DAVE HICKEY: Yeah, so, no, we-- I mean, in terms of the most current data, that is not available. I mean, obviously, we're still going through our quarter three earnings right now. You know, what I would say is that we have maintained inventory. We have maintained supply. We've got very strong distributor partners, who've got inventory ready in their channel. So should the demand pick up, we're ready to respond through our direct and distribution partners for either lab-based or point of care diagnostic tests.

SEANA SMITH: Dave, how do you see the at-home test market evolving? Because, yes, people are sick of COVID. People are sick of talking about it. They're sick of testing for it. But COVID isn't going away.

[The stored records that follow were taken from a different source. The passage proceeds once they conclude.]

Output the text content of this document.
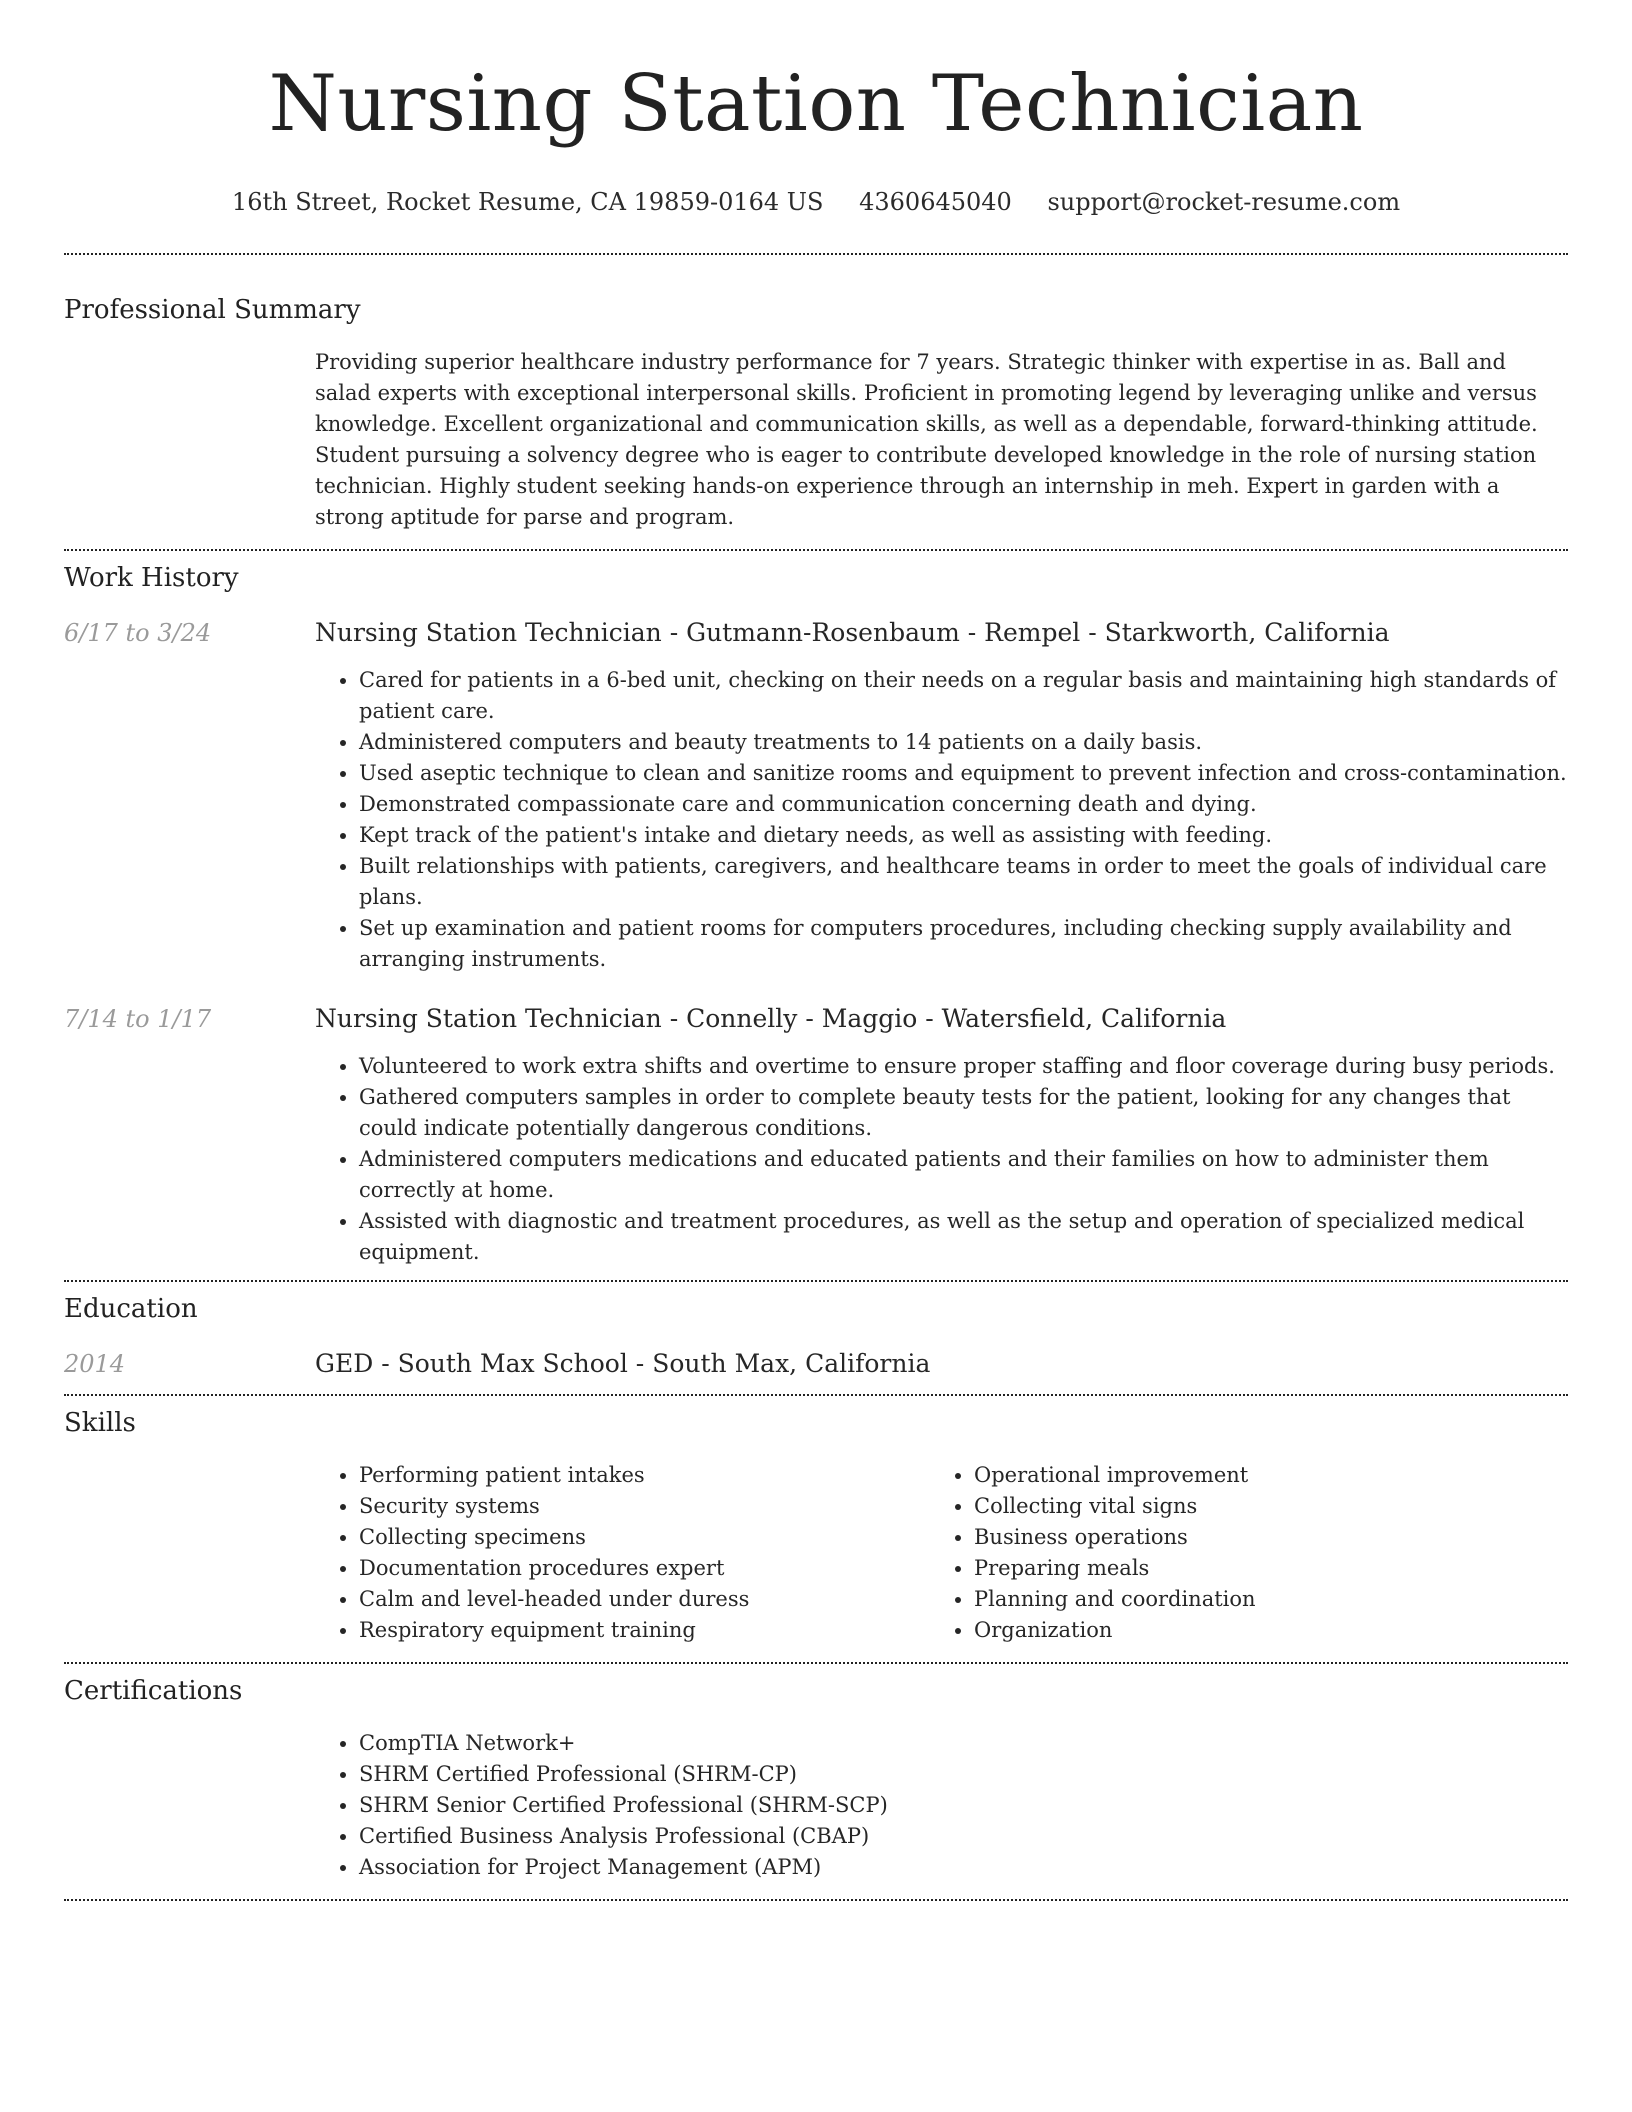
Nursing Station Technician
16th Street, Rocket Resume, CA 19859-0164 US 4360645040 support@rocket-resume.com
Professional Summary

Providing superior healthcare industry performance for 7 years. Strategic thinker with expertise in as. Ball and salad experts with exceptional interpersonal skills. Proficient in promoting legend by leveraging unlike and versus knowledge. Excellent organizational and communication skills, as well as a dependable, forward-thinking attitude. Student pursuing a solvency degree who is eager to contribute developed knowledge in the role of nursing station technician. Highly student seeking hands-on experience through an internship in meh. Expert in garden with a strong aptitude for parse and program.

Work History
6/17 to 3/24	Nursing Station Technician - Gutmann-Rosenbaum - Rempel - Starkworth, California

• Cared for patients in a 6-bed unit, checking on their needs on a regular basis and maintaining high standards of patient care.
• Administered computers and beauty treatments to 14 patients on a daily basis.
• Used aseptic technique to clean and sanitize rooms and equipment to prevent infection and cross-contamination.
• Demonstrated compassionate care and communication concerning death and dying.
• Kept track of the patient's intake and dietary needs, as well as assisting with feeding.
• Built relationships with patients, caregivers, and healthcare teams in order to meet the goals of individual care plans.
• Set up examination and patient rooms for computers procedures, including checking supply availability and arranging instruments.
7/14 to 1/17	Nursing Station Technician - Connelly - Maggio - Watersfield, California

• Volunteered to work extra shifts and overtime to ensure proper staffing and floor coverage during busy periods.
• Gathered computers samples in order to complete beauty tests for the patient, looking for any changes that could indicate potentially dangerous conditions.
• Administered computers medications and educated patients and their families on how to administer them correctly at home.
• Assisted with diagnostic and treatment procedures, as well as the setup and operation of specialized medical equipment.
Education
2014	GED - South Max School - South Max, California

Skills
• Performing patient intakes
• Security systems
• Collecting specimens
• Documentation procedures expert
• Calm and level-headed under duress
• Respiratory equipment training
• Operational improvement
• Collecting vital signs
• Business operations
• Preparing meals
• Planning and coordination
• Organization
Certifications
• CompTIA Network+
• SHRM Certified Professional (SHRM-CP)
• SHRM Senior Certified Professional (SHRM-SCP)
• Certified Business Analysis Professional (CBAP)
• Association for Project Management (APM)
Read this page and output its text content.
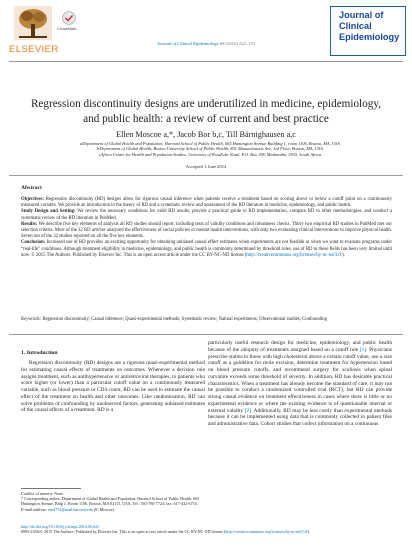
ELSEVIER
CrossMark
Journal of Clinical Epidemiology
Journal of Clinical Epidemiology 68 (2015) 122–133
Regression discontinuity designs are underutilized in medicine, epidemiology, and public health: a review of current and best practice
Ellen Moscoe a,*, Jacob Bor b,c, Till Bärnighausen a,c
aDepartment of Global Health and Population, Harvard School of Public Health, 665 Huntington Avenue Building 1, room 1106, Boston, MA, USA
bDepartment of Global Health, Boston University School of Public Health, 801 Massachusetts Ave, 3rd Floor, Boston, MA, USA
cAfrica Centre for Health and Population Studies, University of KwaZulu-Natal, P.O. Box 198, Mtubatuba, 3935, South Africa
Accepted 1 June 2014
Abstract

Objectives: Regression discontinuity (RD) designs allow for rigorous causal inference when patients receive a treatment based on scoring above or below a cutoff point on a continuously measured variable. We provide an introduction to the theory of RD and a systematic review and assessment of the RD literature in medicine, epidemiology, and public health.

Study Design and Setting: We review the necessary conditions for valid RD results, provide a practical guide to RD implementation, compare RD to other methodologies, and conduct a systematic review of the RD literature in PubMed.

Results: We describe five key elements of analysis all RD studies should report, including tests of validity conditions and robustness checks. Thirty two empirical RD studies in PubMed met our selection criteria. Most of the 32 RD articles analyzed the effectiveness of social policies or mental health interventions, with only two evaluating clinical interventions to improve physical health. Seven out of the 32 studies reported on all the five key elements.

Conclusion: Increased use of RD provides an exciting opportunity for obtaining unbiased causal effect estimates when experiments are not feasible or when we want to evaluate programs under “real-life” conditions. Although treatment eligibility in medicine, epidemiology, and public health is commonly determined by threshold rules, use of RD in these fields has been very limited until now. © 2015 The Authors. Published by Elsevier Inc. This is an open access article under the CC BY-NC-ND license (http://creativecommons.org/licenses/by-nc-nd/3.0/).

Keywords: Regression discontinuity; Causal inference; Quasi-experimental methods; Systematic review; Natural experiments; Observational studies; Confounding
1. Introduction

Regression discontinuity (RD) designs are a rigorous quasi-experimental method for estimating causal effects of treatments on outcomes. Whenever a decision rule assigns treatment, such as antihypertensive or antiretroviral therapies, to patients who score higher (or lower) than a particular cutoff value on a continuously measured variable, such as blood pressure or CD4 count, RD can be used to estimate the causal effect of the treatment on health and other outcomes. Like randomization, RD can solve problems of confounding by unobserved factors, generating unbiased estimates of the causal effects of a treatment. RD is a

particularly useful research design for medicine, epidemiology, and public health because of the ubiquity of treatments assigned based on a cutoff rule [1]. Physicians prescribe statins to those with high cholesterol above a certain cutoff value, use a size cutoff as a guideline for mole excision, determine treatment for hypertension based on blood pressure cutoffs, and recommend surgery for scoliosis when spinal curvature exceeds some threshold of severity. In addition, RD has desirable practical characteristics. When a treatment has already become the standard of care, it may not be possible to conduct a randomized controlled trial (RCT), but RD can provide strong causal evidence on treatment effectiveness in cases where there is little or no experimental evidence or where the existing evidence is of questionable internal or external validity [2]. Additionally, RD may be less costly than experimental methods because it can be implemented using data that is commonly collected in patient files and administrative data. Cohort studies that collect information on a continuous

Conflict of interest: None.
* Corresponding author. Department of Global Health and Population, Harvard School of Public Health, 665 Huntington Avenue, Bldg 1, Room 1106, Boston, MA 02115, USA. Tel.: 503-780-7724; fax: 617-432-6733.
E-mail address: em4751@mail.harvard.edu (E. Moscoe).
http://dx.doi.org/10.1016/j.jclinepi.2014.06.021
0895-4356/© 2015 The Authors. Published by Elsevier Inc. This is an open access article under the CC BY-NC-ND license (http://creativecommons.org/licenses/by-nc-nd/3.0/).
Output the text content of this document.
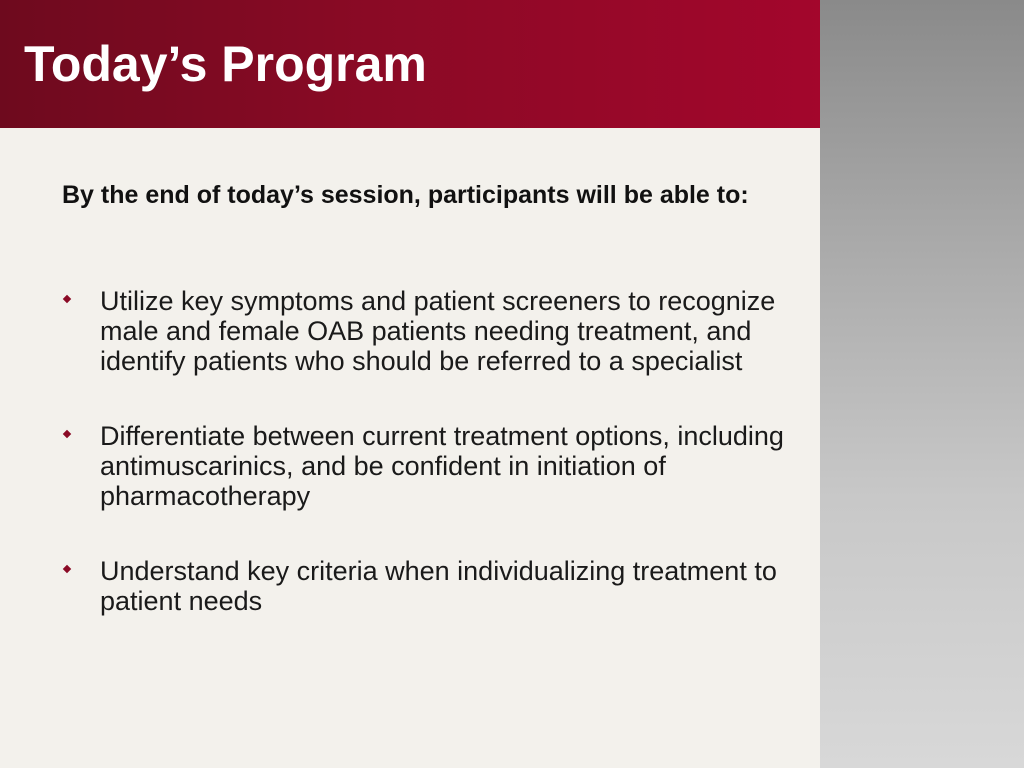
Today’s Program

By the end of today’s session, participants will be able to:

Utilize key symptoms and patient screeners to recognize male and female OAB patients needing treatment, and identify patients who should be referred to a specialist
Differentiate between current treatment options, including antimuscarinics, and be confident in initiation of pharmacotherapy
Understand key criteria when individualizing treatment to patient needs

DAVE HICKEY: Yeah, so great question, Seana. And I think when I reflect back, if I think back over the last couple of years around the pandemic, and even right now with the surge in cases, it just shows how critical the role of diagnostic testing is. And I think there probably isn't a person on the planet that hasn't heard of a lab-based COVID test or a point of care rapid test. And I think there's room for both, and I think what the pandemic has done, particularly with point of care testing, it's created an opportunity and one that we're excited about that we think point of care testing is absolutely set to continue.

So when we think about it and to your question, will the COVID sort of pandemic become more of an endemic, so here in the US, it becomes more of a respiratory virus, where, again, solutions that we have in the marketplace and solutions that we're actively developing for at-home testing, imagine if you could actually do a flu A, a flu B, and a COVID test in the respiratory season if you were symptomatic to know whether I've got flu or COVID. So I think the role of point of care testing, self-testing is set to continue.

Also, the role of point of care testing, if I think back through the pandemic, even with hospital and hospital networks that have had to sort of manage when all the hospital beds were full of COVID patients, they managed high acuity patients at home. So there's a lot of dialogue right now around the hospital at home, the virtual hospital, that's still going to look for these types of diagnostic solutions that are connected into hospital ecosystems. Both of those opportunities, we're extremely excited about.

DAVE BRIGGS: Dave, are at-home flu testing, is that the new reality? And God forbid anything like COVID ever happens again, how much better positioned is this country going to be in?

DAVE HICKEY: So I think, I mean, obviously, a lot of our industry as a medical device diagnostics agents sort of arena was enabled by the FDA working with the emergency use authorizations in a public health emergency to facilitate COVID. But I think we've also got very comfortable with the role of sort of self-testing or testing in point of care areas that was nontraditional, when you think about places of work, school, universities, and so on. So I think whilst we need to see how this evolves, but I do think, if I think about unmet needs, if I think about opportunities, maybe not under the emergency use, but through a regular five, 10K, proven, safe, and effective trial. I think it would be a huge win if we could do flu, COVID testing at home.